Dal 15 maggio al 13 giugno 1916, gli Austriaci passarono al contrattacco e, a loro volta, sferrarono la “Strafexpedition” (spedizione punitiva) contro l’Italia, meritevole di castigo perché colpevole di aver abbandonato gli antichi alleati della Triplice. L’operazione comportò un forte attacco nemico, con un furioso cannoneggiamento, su un fronte di una quarantina di chilometri, dalla Val Lagarina alla Valsugana. Respinta fortunatamente la minaccia austriaca, il 6 agosto 1916 iniziò la Sesta battaglia dell’Isonzo (6 agosto – 17 agosto 1916), condotta dalla 3ᵃ Armata. Questa battaglia portò finalmente alla conquista della città di Gorizia. Da metà settembre si combatté la Settima (14 settembre – 18 settembre 1916), l’Ottava (10 ottobre – 12 ottobre 1916) e la Nona (31 ottobre – 4 novembre 1916) battaglia, sempre con perdite umane terrificanti e irrilevanti rettifiche di fronte. La Decima battaglia dell’Isonzo (12 maggio – 5 giugno 1917), con l’obiettivo di conquistare il bastione montuoso strapiombante sul fiume Isonzo tra Plava (oggi in Slovenia) – Gorizia e dello strategico massiccio dell’Hermada, e l’Undicesima battaglia (17 agosto – 12 settembre 1917), con l’obiettivo l’altopiano della Bainsizza (in Slovenia), sortirono finalmente gli effetti sperati.
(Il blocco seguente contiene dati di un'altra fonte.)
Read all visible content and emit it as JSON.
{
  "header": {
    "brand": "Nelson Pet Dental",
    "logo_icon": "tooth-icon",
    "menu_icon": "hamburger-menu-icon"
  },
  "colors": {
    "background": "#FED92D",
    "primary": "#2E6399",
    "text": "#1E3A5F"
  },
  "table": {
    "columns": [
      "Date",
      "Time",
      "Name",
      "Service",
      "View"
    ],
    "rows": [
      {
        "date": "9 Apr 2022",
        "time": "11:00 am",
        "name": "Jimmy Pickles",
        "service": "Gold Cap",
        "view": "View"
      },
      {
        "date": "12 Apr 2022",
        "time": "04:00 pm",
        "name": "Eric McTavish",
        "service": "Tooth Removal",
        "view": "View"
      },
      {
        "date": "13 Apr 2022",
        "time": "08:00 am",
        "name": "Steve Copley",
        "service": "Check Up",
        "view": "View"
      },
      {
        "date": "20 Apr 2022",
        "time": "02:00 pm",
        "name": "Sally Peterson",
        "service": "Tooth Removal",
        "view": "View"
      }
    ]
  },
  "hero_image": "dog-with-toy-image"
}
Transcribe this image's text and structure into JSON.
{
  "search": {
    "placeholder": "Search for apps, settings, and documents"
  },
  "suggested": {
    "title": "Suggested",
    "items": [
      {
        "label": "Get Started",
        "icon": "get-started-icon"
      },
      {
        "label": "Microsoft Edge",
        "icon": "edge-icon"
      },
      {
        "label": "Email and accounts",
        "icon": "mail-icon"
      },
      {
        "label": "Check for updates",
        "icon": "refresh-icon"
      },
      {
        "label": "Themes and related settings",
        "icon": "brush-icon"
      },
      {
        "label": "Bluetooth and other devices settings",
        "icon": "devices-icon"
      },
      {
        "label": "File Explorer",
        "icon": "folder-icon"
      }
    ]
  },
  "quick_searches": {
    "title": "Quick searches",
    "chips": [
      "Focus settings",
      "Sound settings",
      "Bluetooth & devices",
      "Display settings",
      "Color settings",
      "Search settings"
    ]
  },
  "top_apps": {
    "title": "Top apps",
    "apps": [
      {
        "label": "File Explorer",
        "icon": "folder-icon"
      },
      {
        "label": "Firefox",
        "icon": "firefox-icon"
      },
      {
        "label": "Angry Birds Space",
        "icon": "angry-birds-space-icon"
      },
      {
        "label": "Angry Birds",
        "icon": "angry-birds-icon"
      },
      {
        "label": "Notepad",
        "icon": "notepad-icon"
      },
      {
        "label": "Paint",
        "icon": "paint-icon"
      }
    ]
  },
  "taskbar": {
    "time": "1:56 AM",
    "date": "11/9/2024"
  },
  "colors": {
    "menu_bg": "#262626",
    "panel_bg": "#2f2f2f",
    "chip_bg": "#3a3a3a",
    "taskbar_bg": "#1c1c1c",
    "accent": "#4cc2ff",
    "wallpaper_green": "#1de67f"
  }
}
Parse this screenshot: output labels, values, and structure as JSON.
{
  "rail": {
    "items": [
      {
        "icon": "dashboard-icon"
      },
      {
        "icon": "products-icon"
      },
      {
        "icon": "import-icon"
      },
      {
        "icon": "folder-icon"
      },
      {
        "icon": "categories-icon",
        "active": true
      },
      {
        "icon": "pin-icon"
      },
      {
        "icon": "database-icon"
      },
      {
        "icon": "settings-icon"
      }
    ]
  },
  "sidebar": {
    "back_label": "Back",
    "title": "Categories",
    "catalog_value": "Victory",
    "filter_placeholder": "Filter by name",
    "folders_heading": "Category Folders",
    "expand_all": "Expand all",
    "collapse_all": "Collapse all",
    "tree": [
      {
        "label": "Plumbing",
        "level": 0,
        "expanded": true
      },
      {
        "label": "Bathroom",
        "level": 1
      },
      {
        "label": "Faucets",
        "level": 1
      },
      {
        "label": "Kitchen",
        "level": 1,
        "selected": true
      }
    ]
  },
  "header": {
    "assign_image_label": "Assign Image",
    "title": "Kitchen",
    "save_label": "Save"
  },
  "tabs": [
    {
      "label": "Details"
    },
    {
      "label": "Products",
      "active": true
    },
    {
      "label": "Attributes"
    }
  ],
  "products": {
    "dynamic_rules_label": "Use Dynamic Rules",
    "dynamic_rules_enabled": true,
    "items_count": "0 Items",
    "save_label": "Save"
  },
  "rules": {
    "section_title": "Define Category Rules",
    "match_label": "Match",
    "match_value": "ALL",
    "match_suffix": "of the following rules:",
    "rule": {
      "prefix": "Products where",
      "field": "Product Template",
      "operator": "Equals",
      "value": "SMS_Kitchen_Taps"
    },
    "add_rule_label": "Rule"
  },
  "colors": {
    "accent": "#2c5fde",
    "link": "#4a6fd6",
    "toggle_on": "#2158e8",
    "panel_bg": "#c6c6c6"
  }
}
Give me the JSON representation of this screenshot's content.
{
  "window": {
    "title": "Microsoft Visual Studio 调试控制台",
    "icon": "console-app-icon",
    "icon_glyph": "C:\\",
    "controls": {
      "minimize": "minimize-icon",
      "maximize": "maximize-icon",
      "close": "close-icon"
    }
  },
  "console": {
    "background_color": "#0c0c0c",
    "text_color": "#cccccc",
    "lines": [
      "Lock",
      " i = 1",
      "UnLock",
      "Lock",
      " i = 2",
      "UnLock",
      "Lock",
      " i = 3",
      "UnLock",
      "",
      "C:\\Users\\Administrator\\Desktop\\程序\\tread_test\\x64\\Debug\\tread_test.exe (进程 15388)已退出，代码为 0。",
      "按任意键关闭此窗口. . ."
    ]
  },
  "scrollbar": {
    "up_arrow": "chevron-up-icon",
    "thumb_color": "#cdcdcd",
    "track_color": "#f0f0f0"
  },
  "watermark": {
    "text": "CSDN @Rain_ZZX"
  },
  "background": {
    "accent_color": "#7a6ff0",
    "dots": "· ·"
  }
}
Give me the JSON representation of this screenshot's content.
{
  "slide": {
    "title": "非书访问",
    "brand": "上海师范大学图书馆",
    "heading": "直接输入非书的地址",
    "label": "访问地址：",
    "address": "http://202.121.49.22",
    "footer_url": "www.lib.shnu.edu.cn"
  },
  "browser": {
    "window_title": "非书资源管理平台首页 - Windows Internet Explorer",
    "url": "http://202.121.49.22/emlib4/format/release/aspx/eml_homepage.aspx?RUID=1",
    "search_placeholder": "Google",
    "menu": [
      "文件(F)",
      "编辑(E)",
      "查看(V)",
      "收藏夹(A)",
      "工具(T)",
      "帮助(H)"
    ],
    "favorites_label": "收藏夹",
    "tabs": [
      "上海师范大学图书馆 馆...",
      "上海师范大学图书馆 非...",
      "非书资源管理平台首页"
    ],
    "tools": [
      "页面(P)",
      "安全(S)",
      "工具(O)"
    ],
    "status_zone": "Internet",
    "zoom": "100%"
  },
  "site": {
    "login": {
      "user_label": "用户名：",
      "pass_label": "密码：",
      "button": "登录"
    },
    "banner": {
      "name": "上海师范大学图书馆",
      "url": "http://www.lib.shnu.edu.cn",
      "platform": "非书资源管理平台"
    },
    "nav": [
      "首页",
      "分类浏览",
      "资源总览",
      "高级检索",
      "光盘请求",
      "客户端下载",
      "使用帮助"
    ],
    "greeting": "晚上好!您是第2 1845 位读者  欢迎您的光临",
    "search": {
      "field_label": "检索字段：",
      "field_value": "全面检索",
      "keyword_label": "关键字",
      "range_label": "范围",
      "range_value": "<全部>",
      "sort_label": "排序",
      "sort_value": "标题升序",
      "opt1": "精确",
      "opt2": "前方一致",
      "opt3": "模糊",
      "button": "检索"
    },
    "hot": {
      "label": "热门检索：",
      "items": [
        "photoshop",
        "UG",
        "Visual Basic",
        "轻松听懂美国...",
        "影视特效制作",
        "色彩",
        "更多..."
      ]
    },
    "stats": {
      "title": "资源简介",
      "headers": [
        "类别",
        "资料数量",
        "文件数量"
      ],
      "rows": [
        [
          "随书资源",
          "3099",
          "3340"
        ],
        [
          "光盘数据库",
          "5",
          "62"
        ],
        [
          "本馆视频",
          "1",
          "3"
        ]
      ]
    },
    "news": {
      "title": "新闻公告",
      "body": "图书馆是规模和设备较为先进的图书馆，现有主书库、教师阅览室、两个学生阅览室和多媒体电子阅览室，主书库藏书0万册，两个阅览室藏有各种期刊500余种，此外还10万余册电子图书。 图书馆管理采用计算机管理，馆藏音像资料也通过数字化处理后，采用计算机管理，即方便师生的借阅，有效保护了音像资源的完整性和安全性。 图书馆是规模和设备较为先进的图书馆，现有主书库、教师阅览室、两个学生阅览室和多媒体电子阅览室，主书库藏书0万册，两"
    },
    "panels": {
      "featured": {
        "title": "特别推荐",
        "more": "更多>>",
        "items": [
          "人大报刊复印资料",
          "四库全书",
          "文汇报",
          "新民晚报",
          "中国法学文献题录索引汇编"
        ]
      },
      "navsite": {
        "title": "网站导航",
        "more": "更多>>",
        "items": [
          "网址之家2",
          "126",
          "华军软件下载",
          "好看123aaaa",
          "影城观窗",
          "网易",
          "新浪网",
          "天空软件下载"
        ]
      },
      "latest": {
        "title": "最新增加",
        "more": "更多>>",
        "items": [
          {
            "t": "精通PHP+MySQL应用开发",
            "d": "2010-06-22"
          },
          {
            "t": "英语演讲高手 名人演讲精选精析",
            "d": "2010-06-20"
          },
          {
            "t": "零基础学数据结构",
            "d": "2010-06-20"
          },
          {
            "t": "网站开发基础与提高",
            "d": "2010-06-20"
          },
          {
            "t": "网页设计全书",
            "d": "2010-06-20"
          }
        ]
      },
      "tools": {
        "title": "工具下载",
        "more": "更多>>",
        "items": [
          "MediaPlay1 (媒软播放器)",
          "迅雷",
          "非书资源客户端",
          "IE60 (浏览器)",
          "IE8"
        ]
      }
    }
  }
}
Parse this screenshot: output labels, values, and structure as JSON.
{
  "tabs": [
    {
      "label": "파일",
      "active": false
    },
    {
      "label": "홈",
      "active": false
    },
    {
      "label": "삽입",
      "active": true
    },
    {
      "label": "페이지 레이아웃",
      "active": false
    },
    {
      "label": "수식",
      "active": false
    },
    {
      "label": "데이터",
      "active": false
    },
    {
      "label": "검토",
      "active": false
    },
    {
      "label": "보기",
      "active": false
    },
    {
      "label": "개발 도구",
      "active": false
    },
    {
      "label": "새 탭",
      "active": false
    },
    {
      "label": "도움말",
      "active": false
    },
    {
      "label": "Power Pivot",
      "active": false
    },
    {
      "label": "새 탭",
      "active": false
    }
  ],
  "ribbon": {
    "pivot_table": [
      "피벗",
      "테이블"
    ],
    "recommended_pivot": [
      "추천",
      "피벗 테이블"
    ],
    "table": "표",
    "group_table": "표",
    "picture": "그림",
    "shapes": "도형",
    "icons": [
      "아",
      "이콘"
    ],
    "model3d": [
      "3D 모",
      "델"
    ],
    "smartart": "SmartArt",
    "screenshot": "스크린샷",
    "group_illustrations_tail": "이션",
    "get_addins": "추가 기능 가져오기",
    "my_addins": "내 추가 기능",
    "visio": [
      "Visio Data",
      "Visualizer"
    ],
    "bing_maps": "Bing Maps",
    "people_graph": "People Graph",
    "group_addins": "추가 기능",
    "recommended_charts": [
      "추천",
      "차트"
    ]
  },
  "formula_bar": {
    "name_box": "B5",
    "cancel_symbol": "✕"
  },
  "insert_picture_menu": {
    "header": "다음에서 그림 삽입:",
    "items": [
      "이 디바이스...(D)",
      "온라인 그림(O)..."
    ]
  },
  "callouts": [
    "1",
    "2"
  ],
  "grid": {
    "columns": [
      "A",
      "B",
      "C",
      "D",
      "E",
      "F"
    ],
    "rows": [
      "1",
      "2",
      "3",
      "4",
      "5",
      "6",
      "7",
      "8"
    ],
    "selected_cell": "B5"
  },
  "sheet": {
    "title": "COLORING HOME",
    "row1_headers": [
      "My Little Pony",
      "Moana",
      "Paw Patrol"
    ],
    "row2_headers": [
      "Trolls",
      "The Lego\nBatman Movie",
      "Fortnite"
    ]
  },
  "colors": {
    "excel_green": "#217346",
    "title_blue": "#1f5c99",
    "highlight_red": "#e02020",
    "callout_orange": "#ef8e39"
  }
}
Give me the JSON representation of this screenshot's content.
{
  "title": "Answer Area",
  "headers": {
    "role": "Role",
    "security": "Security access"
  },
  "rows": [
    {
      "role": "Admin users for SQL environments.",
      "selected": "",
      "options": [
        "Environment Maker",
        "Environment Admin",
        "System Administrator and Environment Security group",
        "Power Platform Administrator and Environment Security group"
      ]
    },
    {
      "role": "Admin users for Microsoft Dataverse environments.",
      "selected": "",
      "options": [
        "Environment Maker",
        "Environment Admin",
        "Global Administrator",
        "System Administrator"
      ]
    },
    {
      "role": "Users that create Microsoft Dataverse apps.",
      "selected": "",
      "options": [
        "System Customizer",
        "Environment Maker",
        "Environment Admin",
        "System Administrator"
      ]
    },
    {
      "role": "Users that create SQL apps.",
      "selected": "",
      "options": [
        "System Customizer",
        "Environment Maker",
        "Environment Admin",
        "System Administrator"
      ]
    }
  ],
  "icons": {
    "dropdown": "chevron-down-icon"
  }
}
Si minarono però ancor più le forze fisiche e morali dei soldati, che potevano comprendere solo la conquista di pochi metri di terreno a fronte di sacrifici inenarrabili. A fine ottobre, le truppe austriache, rinforzate da alcune delle migliori divisioni tedesche resesi disponibili dal fronte orientale, scatenarono la Dodicesima battaglia dell’Isonzo (24 ottobre – 19 novembre 1917). La 14ᵃ Armata Austro-Ungarica (formata da otto divisioni austriache e sette germaniche) riuscì a infiltrarsi tra Plezzo e Tolmino tra le posizioni della nostra 2a Armata, che non aveva assunto il prescritto schieramento difensivo e che fu preventivamente sconvolta dal fuoco di artiglieria convenzionale e a gas, e raggiunse abilmente la conca di Caporetto (località oggi tutte in Slovenia). Ciò determinò lo scardinamento del fronte giulio e la ritirata, onde evitare l’accerchiamento delle altre Armate, sul fiume Tagliamento, e quindi un ulteriore arretramento per opporre l’estrema, ma già eventualmente pianificata, resistenza sul fiume Piave e il massiccio del Grappa, invero previdentemente fortificato e “infrastrutturato” per tale malaugurata evenienza.

Nel 1917 accadevano frattanto in campo alleato due avvenimenti di fondamentale importanza. Il primo, sul fronte orientale, che rese possibile lo sfondamento austro-tedesco del 24 ottobre, fu lo sfaldamento dell’esercito russo, dopo la caduta dello zar e la rivoluzione bolscevica. Il secondo fu l’ingresso in guerra degli Stati Uniti a fianco dell’Intesa che, grazie al notevole apporto in uomini e materiali contribuì al successo sul fronte occidentale.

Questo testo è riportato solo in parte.